Functional consequence of MDD

Depends largely on severity of symptoms. Patient may range from appearing completely normal outwardly, to completely incapacitated such as mute or catatonic and unable to complete basic self care/hygiene. There is a general increase in experiencing pain and physical illness, and a decrease in phsyical, social and role functioning.
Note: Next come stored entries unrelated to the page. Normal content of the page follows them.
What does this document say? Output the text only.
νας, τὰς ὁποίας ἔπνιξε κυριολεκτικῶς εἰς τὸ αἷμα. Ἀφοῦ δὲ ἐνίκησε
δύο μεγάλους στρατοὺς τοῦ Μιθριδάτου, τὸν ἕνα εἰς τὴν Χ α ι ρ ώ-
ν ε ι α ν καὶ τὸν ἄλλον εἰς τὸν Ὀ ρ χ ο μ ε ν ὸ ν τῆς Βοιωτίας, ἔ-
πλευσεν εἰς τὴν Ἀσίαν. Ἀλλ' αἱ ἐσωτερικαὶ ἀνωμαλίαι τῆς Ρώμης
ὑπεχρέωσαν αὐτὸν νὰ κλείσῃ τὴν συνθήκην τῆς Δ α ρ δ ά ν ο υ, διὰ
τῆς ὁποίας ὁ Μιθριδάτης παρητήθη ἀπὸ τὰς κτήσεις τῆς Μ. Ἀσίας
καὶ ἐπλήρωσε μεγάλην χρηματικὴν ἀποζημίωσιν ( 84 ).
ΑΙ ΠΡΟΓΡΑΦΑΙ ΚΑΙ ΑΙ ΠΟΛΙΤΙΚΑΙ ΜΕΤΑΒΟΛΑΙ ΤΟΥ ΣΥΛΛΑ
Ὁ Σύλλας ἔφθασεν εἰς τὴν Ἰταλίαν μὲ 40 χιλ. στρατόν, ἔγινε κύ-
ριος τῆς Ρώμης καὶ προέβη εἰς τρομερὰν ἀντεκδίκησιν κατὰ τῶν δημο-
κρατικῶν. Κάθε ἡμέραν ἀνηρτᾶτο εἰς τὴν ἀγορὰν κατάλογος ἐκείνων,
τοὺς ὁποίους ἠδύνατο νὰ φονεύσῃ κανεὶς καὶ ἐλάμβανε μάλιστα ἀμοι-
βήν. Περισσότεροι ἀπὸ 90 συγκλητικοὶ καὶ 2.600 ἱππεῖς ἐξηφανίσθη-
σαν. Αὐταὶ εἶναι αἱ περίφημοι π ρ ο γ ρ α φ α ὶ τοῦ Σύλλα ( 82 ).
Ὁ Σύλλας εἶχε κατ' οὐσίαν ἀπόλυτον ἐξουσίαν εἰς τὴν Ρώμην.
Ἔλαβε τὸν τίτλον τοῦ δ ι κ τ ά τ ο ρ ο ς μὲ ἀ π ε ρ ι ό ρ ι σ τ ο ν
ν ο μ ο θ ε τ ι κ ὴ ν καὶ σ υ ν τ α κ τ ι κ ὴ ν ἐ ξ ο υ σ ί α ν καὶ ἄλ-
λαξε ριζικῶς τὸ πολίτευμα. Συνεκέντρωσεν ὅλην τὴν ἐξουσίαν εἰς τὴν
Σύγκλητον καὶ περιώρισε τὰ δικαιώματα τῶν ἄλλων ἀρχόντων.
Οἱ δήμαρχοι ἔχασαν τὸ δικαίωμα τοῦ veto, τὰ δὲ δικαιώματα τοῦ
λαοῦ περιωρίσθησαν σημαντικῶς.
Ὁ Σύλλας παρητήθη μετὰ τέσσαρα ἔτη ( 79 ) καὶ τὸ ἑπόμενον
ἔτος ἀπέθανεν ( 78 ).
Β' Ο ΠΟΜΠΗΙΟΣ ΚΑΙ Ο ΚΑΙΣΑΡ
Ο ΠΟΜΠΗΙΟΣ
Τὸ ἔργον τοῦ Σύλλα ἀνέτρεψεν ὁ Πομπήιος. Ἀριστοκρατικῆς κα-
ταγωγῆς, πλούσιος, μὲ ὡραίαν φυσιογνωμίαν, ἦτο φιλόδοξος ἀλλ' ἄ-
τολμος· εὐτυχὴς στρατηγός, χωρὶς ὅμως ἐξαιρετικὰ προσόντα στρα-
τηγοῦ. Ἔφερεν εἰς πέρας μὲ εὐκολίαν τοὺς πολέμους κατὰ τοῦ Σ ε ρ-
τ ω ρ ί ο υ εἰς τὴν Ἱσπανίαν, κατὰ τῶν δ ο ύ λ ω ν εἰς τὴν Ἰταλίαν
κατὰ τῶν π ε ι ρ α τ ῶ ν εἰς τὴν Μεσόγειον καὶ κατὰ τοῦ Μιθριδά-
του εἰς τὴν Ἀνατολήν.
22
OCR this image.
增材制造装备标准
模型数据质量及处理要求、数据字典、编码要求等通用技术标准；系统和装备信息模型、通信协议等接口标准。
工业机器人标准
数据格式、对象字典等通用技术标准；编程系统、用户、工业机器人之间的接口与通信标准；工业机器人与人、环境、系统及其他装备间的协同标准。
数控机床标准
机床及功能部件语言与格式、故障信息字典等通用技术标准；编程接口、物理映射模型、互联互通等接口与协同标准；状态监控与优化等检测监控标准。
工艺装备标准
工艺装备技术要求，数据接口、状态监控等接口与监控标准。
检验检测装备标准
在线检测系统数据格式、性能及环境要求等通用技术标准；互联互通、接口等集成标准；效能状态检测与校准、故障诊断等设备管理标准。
  • Manic episodes with irritable mood or mixed episodes

    • MDE with irritation may be difficult to distinguish from manic episodes with irritable mood, or mixed episodes.
  • Mood disorder due to another condition

    • MDE is the correct diagnosis if the mood disturbance is found to not be directly caused by history, examination and lab findings.
  • Substance induced depressive or bipolar disorder

    • Distinguished from MDE if the offending substance is found to cause symptoms and mood disturbance. eg cocaine withdrawal.
  • Attention deficit/hyperactivity disorder

    • Distractibility and low frustration tolerance occur in both this and MDE. Overdiagnosis in children is possible.
  • Adjustment disorder

    • MDE that occurs as a response to a psychosocial stressor is distinguished from adjustment disorder by the full criteria of MDE not being met.
  • Sadness

    • Inherently a human experience, and should not be considered MDE unless criteria are met.
  • Medical

    • CNS diseases
    • endocrine disorders
    • infectious and inflammatory diseases
    • sleep-related disorders.


Frequently found with:

  • Substance related disorders
  • panic disorder
  • obsessive compulsive disorder
  • anorexia nervosa
  • bulimia nervosa
  • borderline personality disorder


Combined therapy involves the quickest recovery.

Treatment modalities include:

  • Pharmacological

    • SSRI
    • SNRI
    • Atypical Anti depressants
    • Tricyclic antidepressants (TCA)
    • Monoamine oxidase inhibitors (MAOI)
    • St. Johns wort
  • Psychotherapy

    • Interpersonal psychotherapy (IPT)
    • Cognitive-behavioral therapy (CBT)
    • Problem-solving therapy (PST)
    • Behavioral activation (BA)/contingency management
  • Electroconvulsive therapy

    • Electroconvulsive therapy (ECT) is a highly effective treatment for depression.
  • Stimulation

    • Vagus nerve stimulation
    • Transcranial magnetic stimulation


It is important to differentiate between appropriate grief and a disorder of organic cause. It is unfair to judge patients with disorders under the lens of a normal healthy adult. Their actions may not necessarily be their true intention as psychotic symptoms and delusions may be present in depression disorders. Negative social stigma has resulted in a significant part of the population being underdiagnosed and symptoms often progress, recur and are found to be refractory. Treatment is manifold and be encouraged as well as a strong social support to counteract the associated negativity of mental illness.